El sur
El viaje de la inocencia al desengaño de una niña, tan simple y tan inabarcable, centrado en la figura de un padre que está sin estar, que nunca se da del todo a los demás, refugiado en sus artificios; un ser excepcional y mágico por quien ella siente fascinación desde muy pronto (frente al telón de fondo de una realidad tan desangelada como la de aquellos años, en una ciudad intuimos que cerrada y de provincias, un norte falto de calor humano). Este padre es un tipo cautivador pero melancólico, con el estigma de un pasado que permanece en penumbra y que se interpone entre él y su hija bajo el nombre de una tal Irene Ríos; un fantasma de película noir, o eterno femenino que muere en todas sus películas, pero que continúa demasiado viva en el recuerdo de un hombre herido por dentro… el metacine funciona como premonición, un espejo de la realidad que anuncia la muerte (pero quien morirá no será la femme fatale de turno). Y es que cada miembro de la familia tiene algo de ausente, como si cada uno padeciera de su propio amor obsesivo.
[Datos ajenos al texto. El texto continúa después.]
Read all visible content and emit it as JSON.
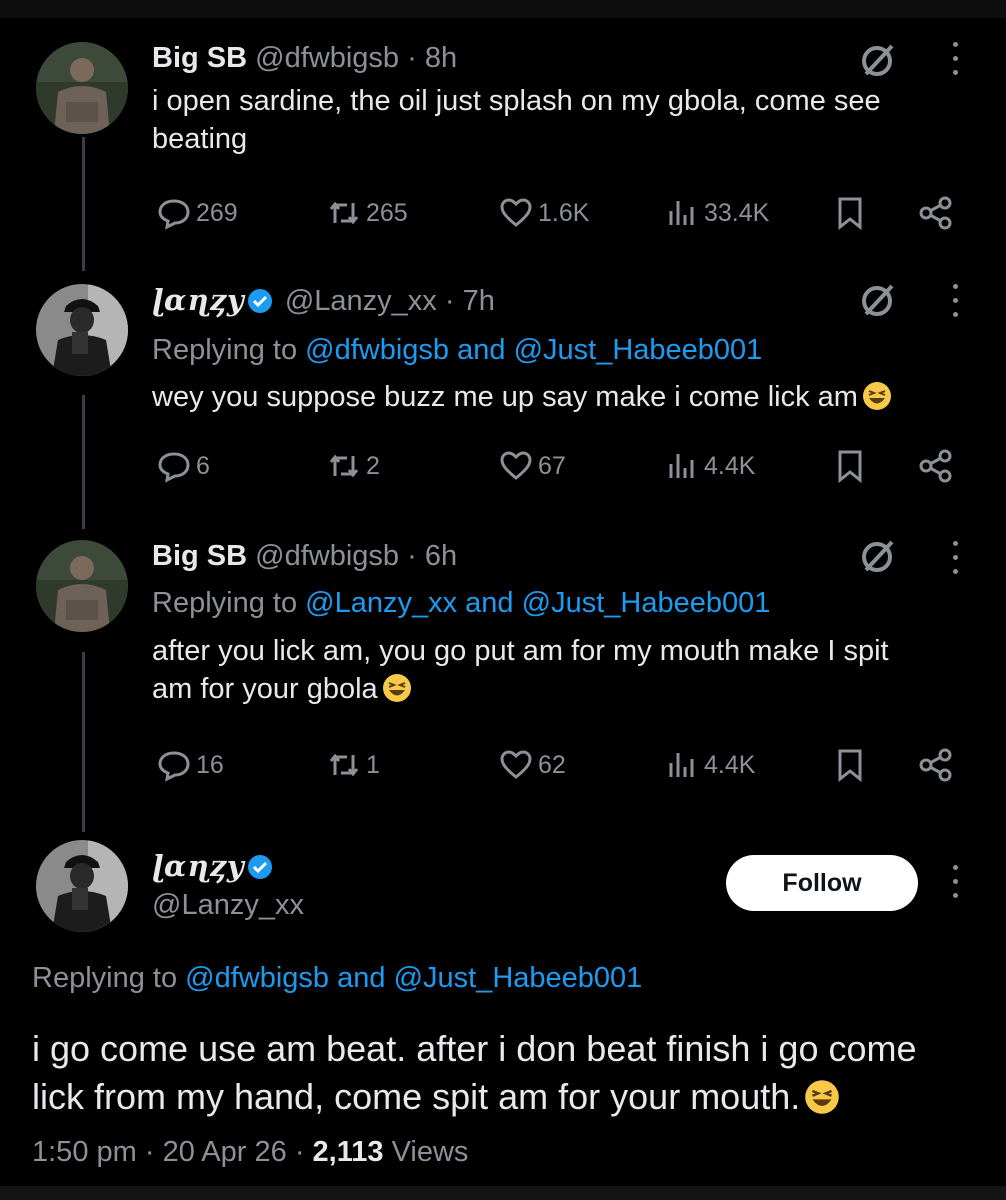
{
  "colors": {
    "background": "#000000",
    "text": "#e7e9ea",
    "muted": "#8b9196",
    "link": "#1d9bf0",
    "verified": "#1d9bf0",
    "follow_bg": "#ffffff"
  },
  "tweets": [
    {
      "name": "Big SB",
      "handle": "@dfwbigsb",
      "dot": "·",
      "time": "8h",
      "text": "i open sardine, the oil just splash on my gbola, come see beating",
      "replies": "269",
      "retweets": "265",
      "likes": "1.6K",
      "views": "33.4K"
    },
    {
      "name": "ɭɑɳȥy",
      "verified": true,
      "handle": "@Lanzy_xx",
      "dot": "·",
      "time": "7h",
      "replying_prefix": "Replying to",
      "replying_user1": "@dfwbigsb",
      "replying_and": "and",
      "replying_user2": "@Just_Habeeb001",
      "text": "wey you suppose buzz me up say make i come lick am",
      "emoji": "laughing-face-emoji",
      "replies": "6",
      "retweets": "2",
      "likes": "67",
      "views": "4.4K"
    },
    {
      "name": "Big SB",
      "handle": "@dfwbigsb",
      "dot": "·",
      "time": "6h",
      "replying_prefix": "Replying to",
      "replying_user1": "@Lanzy_xx",
      "replying_and": "and",
      "replying_user2": "@Just_Habeeb001",
      "text_line1": "after you lick am, you go put am for my mouth make I spit",
      "text_line2": "am for your gbola",
      "emoji": "laughing-face-emoji",
      "replies": "16",
      "retweets": "1",
      "likes": "62",
      "views": "4.4K"
    }
  ],
  "main_tweet": {
    "name": "ɭɑɳȥy",
    "verified": true,
    "handle": "@Lanzy_xx",
    "follow_label": "Follow",
    "replying_prefix": "Replying to",
    "replying_user1": "@dfwbigsb",
    "replying_and": "and",
    "replying_user2": "@Just_Habeeb001",
    "text_line1": "i go come use am beat. after i don beat finish i go come",
    "text_line2": "lick from my hand, come spit am for your mouth.",
    "emoji": "laughing-face-emoji",
    "time": "1:50 pm",
    "sep1": "·",
    "date": "20 Apr 26",
    "sep2": "·",
    "views_count": "2,113",
    "views_label": "Views"
  }
}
La insidiosa presencia de nuestra guerra civil sigue ahí, el enfrentamiento entre padres e hijos y sus distintas visiones (imposible juzgar y ofrecer lecturas fáciles, como con sencillez entiende una entrañable Rafaela Aparicio… figuras como de cuento ella y la abuela, en una localización igualmente de fábula suspendida en el tiempo -mi Zamora, por cierto-).
Muy importante el carácter confesional y biográfico, el intento de reconstruir una vida y darle sentido, hacer balance; también un proceso de retorno a las raíces, como el que emprende Estrella al final de la historia, final truncado que es comienzo de otra aventura vital, afán por desentrañar por fin un misterio que, pese a todo, nos podemos imaginar. No me convencen las partes “epistolares” entre el padre y su mujer anhelada, demasiada literatura, de un tono además culebronesco que no pega con lo sutil de la propuesta (igual con la adaptación completa que quería Erice hubiera sido otro cantar). El recurso de las ventanas que se iluminan lentamente, como cuadros viventes de extrema meticulosidad visual, el ritmo narrativo lento (con esa elipsis de la bicicleta, el paso de niña a adolescente), sin concesión alguna a la lágrima, junto con cierto tono onírico (la enseñanza del péndulo -objeto relacionado con la búsqueda de lo oculto-) y simbólico (el nombre de la chica en forma de anillo, de graffiti, de adorno -un destello en medio de la negrura-)… hablan de un transcurso de la oscuridad hacia la luz, del frío al calor (el sur, espacio mítico e imaginado, origen y destino al que enfrentarse tarde o temprano). Para terminar, una comunión que es una boda (¿amor incestuoso?), otra boda final que expresa una ruptura, una distancia definitiva, tanto física como del paso del tiempo, que parte el alma.